IME, zero sum management is an emergent symptom of a poorly performing business (maybe if we make everybody work 150% harder we’ll hit our targets this quarter), insecure executives (who don’t understand the work they manage), or poor hiring/firing practices (the only way to let somebody go is by overloading them and rewarding it with a poor performance review, or you’re hiring people who aren’t capable or don’t care).

If you’re a manager forced to make zero sum decisions and don’t feel empowered to change the root of that problem, you should probably consider leaving — good environments grow people instead of expending people.


>IME, zero sum management is an emergent symptom of a poorly performing business (maybe if we make everybody work 150% harder we’ll hit our targets this quarter), insecure executives (who don’t understand the work they manage), or poor hiring/firing practices (the only way to let somebody go is by overloading them and rewarding it with a poor performance review, or you’re hiring people who aren’t capable or don’t care).

This breaks down when you have one player in the arena acting like a snake that tries to devour everyone else(eg. Elon Musk). He has the gift of attracting an endless horde of people to burn through and then tosses them aside once they are no longer useful to him(so many examples in his recent bio). The result is that they move faster than the competition and the others eventually get eaten alive. Normally word would get out that its not safe to work for such a character but SpaceX and Tesla are among the most desired employers that engineering graduates seek to work for. Tesla received 3.6 million job applications in 2022.


Some persons are extraordinarily good at discovering big+solvable problems, and at continuously convincing other people that it’s worth burning themselves out in pursuit of it.

I think it’s worth pointing out that some projects are worth that level of devotion, and visibly so in real-time.

But we can’t make a project worth that level of enthusiasm and attention just by demanding people to act like it is (the siren song that leads to the earlier-discussed culture spirals). Often-well-meaning people will put the cart before the horse, but no amount of quacking will turn you into a duck, etc.

On balance, it’s healthy to be skeptical of people demanding devotion to some process or objective that’s not rooted in first principles you can agree with.

It wouldn’t surprise me too much if a meaningful proportion of the 3.6m applications per year are filed by people who find the first principles behind Tesla’s culture worthy of their devotion.

But yeah, the number of companies or projects that would benefit from that style of approach is quite small. 20% is the ceiling, 10% feels closer to the truth.


As a Dev Manager, please don't "fix it then-and-there." I've found that developers are great at fixing problems but terrible to prioritizing work.
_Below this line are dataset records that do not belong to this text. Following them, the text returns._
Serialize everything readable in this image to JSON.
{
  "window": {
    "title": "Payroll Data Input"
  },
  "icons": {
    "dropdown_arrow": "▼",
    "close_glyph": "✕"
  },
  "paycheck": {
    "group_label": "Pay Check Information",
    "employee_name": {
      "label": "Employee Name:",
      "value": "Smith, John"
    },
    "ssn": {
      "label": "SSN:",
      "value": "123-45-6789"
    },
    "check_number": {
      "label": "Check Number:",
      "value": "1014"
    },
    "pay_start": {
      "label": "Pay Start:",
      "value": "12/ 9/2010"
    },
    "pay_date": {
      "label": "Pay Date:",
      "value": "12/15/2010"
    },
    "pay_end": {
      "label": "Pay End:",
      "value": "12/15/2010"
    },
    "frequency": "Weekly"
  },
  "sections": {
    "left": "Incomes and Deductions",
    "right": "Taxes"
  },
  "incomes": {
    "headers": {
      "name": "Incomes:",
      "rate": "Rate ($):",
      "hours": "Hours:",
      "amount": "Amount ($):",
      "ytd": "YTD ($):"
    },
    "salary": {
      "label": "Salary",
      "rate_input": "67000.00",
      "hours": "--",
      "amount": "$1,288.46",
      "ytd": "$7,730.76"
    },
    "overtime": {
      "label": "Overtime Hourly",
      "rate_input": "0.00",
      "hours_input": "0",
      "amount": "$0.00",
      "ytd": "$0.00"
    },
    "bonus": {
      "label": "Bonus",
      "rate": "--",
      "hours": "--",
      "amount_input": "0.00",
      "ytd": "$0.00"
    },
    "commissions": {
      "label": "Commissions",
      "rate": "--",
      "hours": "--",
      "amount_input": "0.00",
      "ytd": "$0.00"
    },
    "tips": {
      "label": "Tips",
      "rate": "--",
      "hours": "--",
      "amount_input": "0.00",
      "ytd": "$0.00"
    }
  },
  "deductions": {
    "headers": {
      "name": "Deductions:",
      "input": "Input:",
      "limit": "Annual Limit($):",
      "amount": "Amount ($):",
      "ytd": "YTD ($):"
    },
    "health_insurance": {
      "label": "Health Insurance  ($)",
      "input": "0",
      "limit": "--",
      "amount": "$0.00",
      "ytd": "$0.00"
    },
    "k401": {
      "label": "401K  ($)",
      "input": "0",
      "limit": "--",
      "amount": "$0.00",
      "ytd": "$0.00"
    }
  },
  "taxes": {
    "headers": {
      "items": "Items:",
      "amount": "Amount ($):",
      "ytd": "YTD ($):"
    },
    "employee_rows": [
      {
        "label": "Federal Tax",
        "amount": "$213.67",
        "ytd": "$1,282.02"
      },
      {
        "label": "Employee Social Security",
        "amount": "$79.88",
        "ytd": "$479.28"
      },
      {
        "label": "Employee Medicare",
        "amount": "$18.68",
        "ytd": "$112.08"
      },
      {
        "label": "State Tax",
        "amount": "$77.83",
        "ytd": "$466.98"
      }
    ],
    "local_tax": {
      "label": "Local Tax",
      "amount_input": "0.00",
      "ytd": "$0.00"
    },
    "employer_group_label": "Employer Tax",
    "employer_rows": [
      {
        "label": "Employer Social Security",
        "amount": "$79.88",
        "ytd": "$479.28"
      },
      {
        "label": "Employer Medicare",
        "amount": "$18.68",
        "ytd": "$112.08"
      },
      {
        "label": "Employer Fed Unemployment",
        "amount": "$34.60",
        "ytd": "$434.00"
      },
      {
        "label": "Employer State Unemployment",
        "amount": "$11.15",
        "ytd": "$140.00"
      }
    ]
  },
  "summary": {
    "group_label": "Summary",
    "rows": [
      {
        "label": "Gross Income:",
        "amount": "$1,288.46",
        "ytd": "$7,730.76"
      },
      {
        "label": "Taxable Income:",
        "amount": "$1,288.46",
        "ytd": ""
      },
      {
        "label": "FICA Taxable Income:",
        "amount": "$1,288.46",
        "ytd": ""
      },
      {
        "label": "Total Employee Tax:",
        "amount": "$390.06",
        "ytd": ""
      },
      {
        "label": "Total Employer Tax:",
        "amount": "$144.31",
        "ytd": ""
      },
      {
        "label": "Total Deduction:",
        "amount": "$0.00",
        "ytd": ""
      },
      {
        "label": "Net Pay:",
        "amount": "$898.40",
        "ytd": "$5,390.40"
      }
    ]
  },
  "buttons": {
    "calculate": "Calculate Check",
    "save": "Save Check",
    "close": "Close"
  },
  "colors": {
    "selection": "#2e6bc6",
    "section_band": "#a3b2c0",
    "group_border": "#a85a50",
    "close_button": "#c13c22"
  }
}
After all, its not their responsible to set priorities. The 'fix it then-and-there' on even a small issue has the potential to completely derail a project. Tech debt though, has to be treated with similar reverence to feature development.


$1.2T to OPERATE the F-35 program, yikes! I would love to see the TCO figures on an F-35 (or not). US Military budget concepts have always blown my mind.


Not to say $1.2T is nothing, but that's over the lifespan of the program. It's like if you paid for your car plus all the fuel, oil changes, spare parts, tires, car wash, toll roads, all up front.

> $1.2 trillion to operate and maintain the fleet over more than 60 years.


Headlines kick harder when you leave out divisors.


Holy cow, 60 years is the design life of the F35?! We will somehow still be operating these things in 2150!


F16's 50th anniversary is next year. They're still being flown by many countries around the world, including the US, and will soon be fighting in Ukraine.


I believe the U-6A Beaver is the oldest design still operated by the US military.

Initial design was 1947, still being used as tow planes for gliders in the Navy.


That feels a bit like cheating. B-52 is nearly as old and is legitimately widely used.


The B-52 is getting new engines and going for a full century of active service.